If you don't use such a restriction on the starting arguments, then (0) is uncomputable, and can in fact simulate any Turing machine, solve the halting problem for ordinary Turing machines, and do computations even more powerful than that.

Extensions

The article also defines a family of other languages that are extensions of (0).

(1)

(1) is like (0) but recursive function calls are allowed. This language is not total, because a function may never return if it gets into an infinite recursion.

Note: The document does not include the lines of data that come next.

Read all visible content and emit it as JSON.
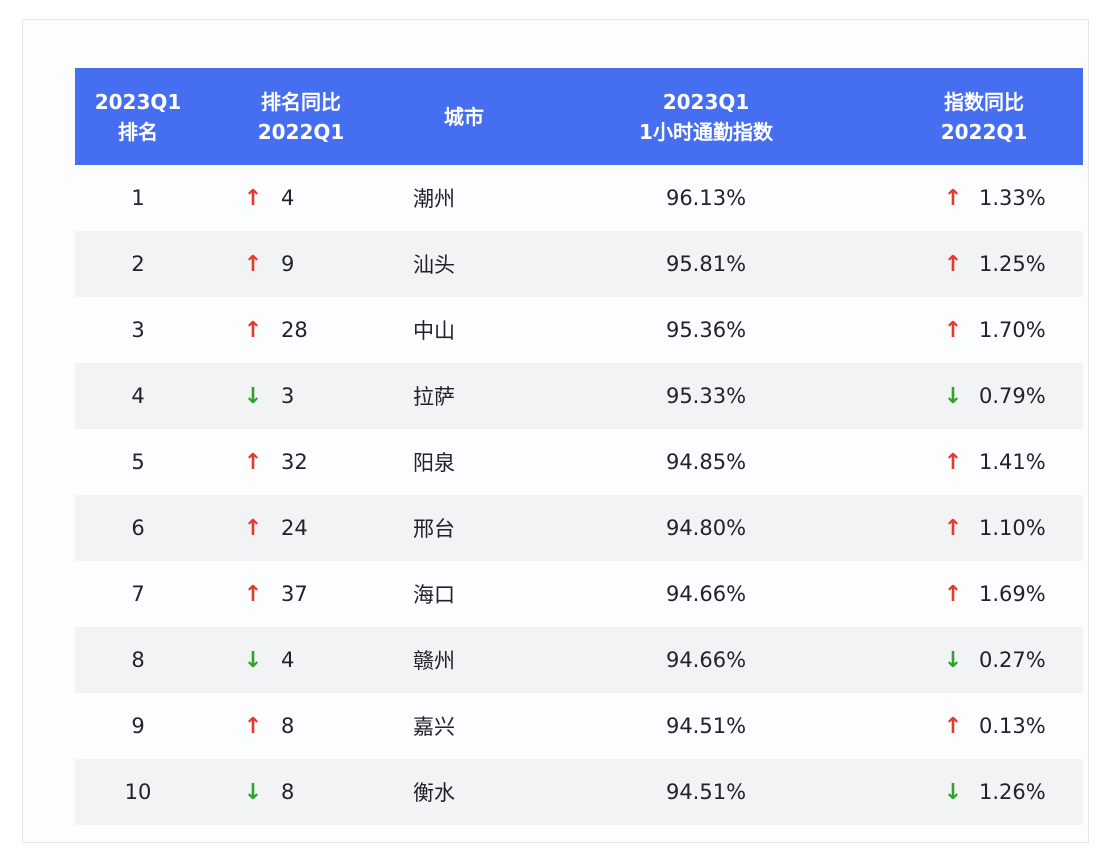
{
  "colors": {
    "header_bg": "#466ef0",
    "header_text": "#ffffff",
    "up": "#e8382b",
    "down": "#2ea52a",
    "alt_row": "#f2f3f5"
  },
  "header": {
    "col1": [
      "2023Q1",
      "排名"
    ],
    "col2": [
      "排名同比",
      "2022Q1"
    ],
    "col3": [
      "城市"
    ],
    "col4": [
      "2023Q1",
      "1小时通勤指数"
    ],
    "col5": [
      "指数同比",
      "2022Q1"
    ]
  },
  "rows": [
    {
      "rank": "1",
      "rank_dir": "up",
      "rank_arrow": "↑",
      "rank_change": "4",
      "city": "潮州",
      "index": "96.13%",
      "idx_dir": "up",
      "idx_arrow": "↑",
      "idx_change": "1.33%"
    },
    {
      "rank": "2",
      "rank_dir": "up",
      "rank_arrow": "↑",
      "rank_change": "9",
      "city": "汕头",
      "index": "95.81%",
      "idx_dir": "up",
      "idx_arrow": "↑",
      "idx_change": "1.25%"
    },
    {
      "rank": "3",
      "rank_dir": "up",
      "rank_arrow": "↑",
      "rank_change": "28",
      "city": "中山",
      "index": "95.36%",
      "idx_dir": "up",
      "idx_arrow": "↑",
      "idx_change": "1.70%"
    },
    {
      "rank": "4",
      "rank_dir": "down",
      "rank_arrow": "↓",
      "rank_change": "3",
      "city": "拉萨",
      "index": "95.33%",
      "idx_dir": "down",
      "idx_arrow": "↓",
      "idx_change": "0.79%"
    },
    {
      "rank": "5",
      "rank_dir": "up",
      "rank_arrow": "↑",
      "rank_change": "32",
      "city": "阳泉",
      "index": "94.85%",
      "idx_dir": "up",
      "idx_arrow": "↑",
      "idx_change": "1.41%"
    },
    {
      "rank": "6",
      "rank_dir": "up",
      "rank_arrow": "↑",
      "rank_change": "24",
      "city": "邢台",
      "index": "94.80%",
      "idx_dir": "up",
      "idx_arrow": "↑",
      "idx_change": "1.10%"
    },
    {
      "rank": "7",
      "rank_dir": "up",
      "rank_arrow": "↑",
      "rank_change": "37",
      "city": "海口",
      "index": "94.66%",
      "idx_dir": "up",
      "idx_arrow": "↑",
      "idx_change": "1.69%"
    },
    {
      "rank": "8",
      "rank_dir": "down",
      "rank_arrow": "↓",
      "rank_change": "4",
      "city": "赣州",
      "index": "94.66%",
      "idx_dir": "down",
      "idx_arrow": "↓",
      "idx_change": "0.27%"
    },
    {
      "rank": "9",
      "rank_dir": "up",
      "rank_arrow": "↑",
      "rank_change": "8",
      "city": "嘉兴",
      "index": "94.51%",
      "idx_dir": "up",
      "idx_arrow": "↑",
      "idx_change": "0.13%"
    },
    {
      "rank": "10",
      "rank_dir": "down",
      "rank_arrow": "↓",
      "rank_change": "8",
      "city": "衡水",
      "index": "94.51%",
      "idx_dir": "down",
      "idx_arrow": "↓",
      "idx_change": "1.26%"
    }
  ]
}
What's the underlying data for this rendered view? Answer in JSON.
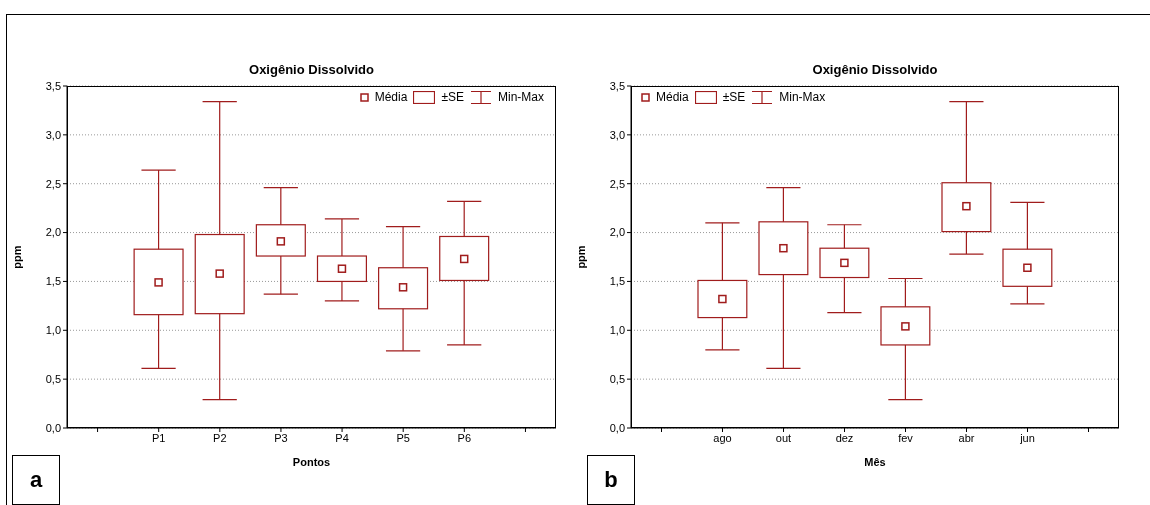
{
  "chart_data": [
    {
      "type": "box",
      "title": "Oxigênio Dissolvido",
      "xlabel": "Pontos",
      "ylabel": "ppm",
      "categories": [
        "P1",
        "P2",
        "P3",
        "P4",
        "P5",
        "P6"
      ],
      "color": "#a01c1c",
      "boxes": [
        {
          "low": 0.61,
          "q1": 1.16,
          "q3": 1.83,
          "high": 2.64,
          "mean": 1.49
        },
        {
          "low": 0.29,
          "q1": 1.17,
          "q3": 1.98,
          "high": 3.34,
          "mean": 1.58
        },
        {
          "low": 1.37,
          "q1": 1.76,
          "q3": 2.08,
          "high": 2.46,
          "mean": 1.91
        },
        {
          "low": 1.3,
          "q1": 1.5,
          "q3": 1.76,
          "high": 2.14,
          "mean": 1.63
        },
        {
          "low": 0.79,
          "q1": 1.22,
          "q3": 1.64,
          "high": 2.06,
          "mean": 1.44
        },
        {
          "low": 0.85,
          "q1": 1.51,
          "q3": 1.96,
          "high": 2.32,
          "mean": 1.73
        }
      ],
      "ylim": [
        0,
        3.5
      ],
      "yticks": [
        {
          "value": 0,
          "label": "0,0"
        },
        {
          "value": 0.5,
          "label": "0,5"
        },
        {
          "value": 1,
          "label": "1,0"
        },
        {
          "value": 1.5,
          "label": "1,5"
        },
        {
          "value": 2,
          "label": "2,0"
        },
        {
          "value": 2.5,
          "label": "2,5"
        },
        {
          "value": 3,
          "label": "3,0"
        },
        {
          "value": 3.5,
          "label": "3,5"
        }
      ],
      "grid": "y",
      "marker": "square",
      "annotations": [
        "Média",
        "±SE",
        "Min-Max",
        "a"
      ]
    },
    {
      "type": "box",
      "title": "Oxigênio Dissolvido",
      "xlabel": "Mês",
      "ylabel": "ppm",
      "categories": [
        "ago",
        "out",
        "dez",
        "fev",
        "abr",
        "jun"
      ],
      "color": "#a01c1c",
      "boxes": [
        {
          "low": 0.8,
          "q1": 1.13,
          "q3": 1.51,
          "high": 2.1,
          "mean": 1.32
        },
        {
          "low": 0.61,
          "q1": 1.57,
          "q3": 2.11,
          "high": 2.46,
          "mean": 1.84
        },
        {
          "low": 1.18,
          "q1": 1.54,
          "q3": 1.84,
          "high": 2.08,
          "mean": 1.69
        },
        {
          "low": 0.29,
          "q1": 0.85,
          "q3": 1.24,
          "high": 1.53,
          "mean": 1.04
        },
        {
          "low": 1.78,
          "q1": 2.01,
          "q3": 2.51,
          "high": 3.34,
          "mean": 2.27
        },
        {
          "low": 1.27,
          "q1": 1.45,
          "q3": 1.83,
          "high": 2.31,
          "mean": 1.64
        }
      ],
      "ylim": [
        0,
        3.5
      ],
      "yticks": [
        {
          "value": 0,
          "label": "0,0"
        },
        {
          "value": 0.5,
          "label": "0,5"
        },
        {
          "value": 1,
          "label": "1,0"
        },
        {
          "value": 1.5,
          "label": "1,5"
        },
        {
          "value": 2,
          "label": "2,0"
        },
        {
          "value": 2.5,
          "label": "2,5"
        },
        {
          "value": 3,
          "label": "3,0"
        },
        {
          "value": 3.5,
          "label": "3,5"
        }
      ],
      "grid": "y",
      "marker": "square",
      "annotations": [
        "Média",
        "±SE",
        "Min-Max",
        "b"
      ]
    }
  ]
}
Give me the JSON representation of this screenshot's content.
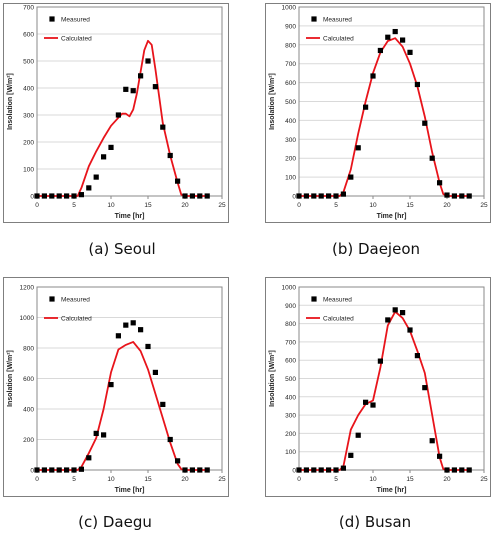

If you use the restriction that the inputs are natural numbers, then (1) is Turing complete and no more powerful than that. In this case too, the language can't compute values other than natural numbers.

(2)

For certain ordinals λ that are called admissible ordinals, we define the language (2)λ as similar to (0) except that “unbounded loops” are allowed. An unbounded loop is similar to a bounded loop whose loop bound is λ, except that if the loop runs to completion, then the program is defined to never end (gives a bottom value). An ordinal λ is called admissible if and only if the language defined this way couldn't compute ordinals greater than or equal to λ.

(2)λ is not total.

It is interesting to examine (2)λ only when the inputs are restricted to less than λ. If you allow larger inputs, then (2)λ is as powerful as (0) with the same inputs, because it can compute a value greater than λ and simulate unbounded loops using that.

The simplest case is (2)ω. With inputs restricted to natural numbers, that language is Turing complete. It can only compute natural numbers, and unbounded loops work the same as while loops in ordinary programming languages.

For larger admissible λ, the (2)λ language is uncomputable.

(3)

(3)λ is similar to (2)λ, but allows recursive function calls.

The admissible ordinals turn out to be the same for (2) and (3), but this is hard to prove. (2)λ and (3)λ are equally powerful for any admissible λ, but this is also hard to prove.

with arrays

There's another version of each of the languages defined above that have arrays. Functions can declare array typed local variables. Array local variables are indexed by ordinals, and initially all array elements are zero. Expressions can load or store an element of an array variable with any expression as the index. Arrays have no size limit, they are extended to as far as the program accesses them. You cannot assign entire arrays, nor can you have arrays as arguments or return values. In limit ordinal steps of loops, each element of an array local variable gets its value by the same limsup rule as scalar variables.

When inputs are restricted to natural numbers only, (0) with arrays, (1) with arrays, (2)ω with arrays and (3)ω with arrays have exactly the same power as the same language without arrays. In this case, all values computed are natural numbers, and so all array indexes are too.

When inputs and λ are not restricted to natural numbers, then (0) with arrays, (1) with arrays, (2)λ with arrays and (3)λ with arrays still have exactly the same power as the same language without arrays, but in the case of (0) and (2) this is hard to prove.

History

Just like with Amicus, David didn't bother to name the programming languages. Maybe he thought he couldn't top the name “Юᓂ곧⎔”. The (0) is just a name distinguishing the language from its extended versions. But that name seemed sufficiently esoteric and seems to be yet unused, so I just didn't bother to invent a proper name.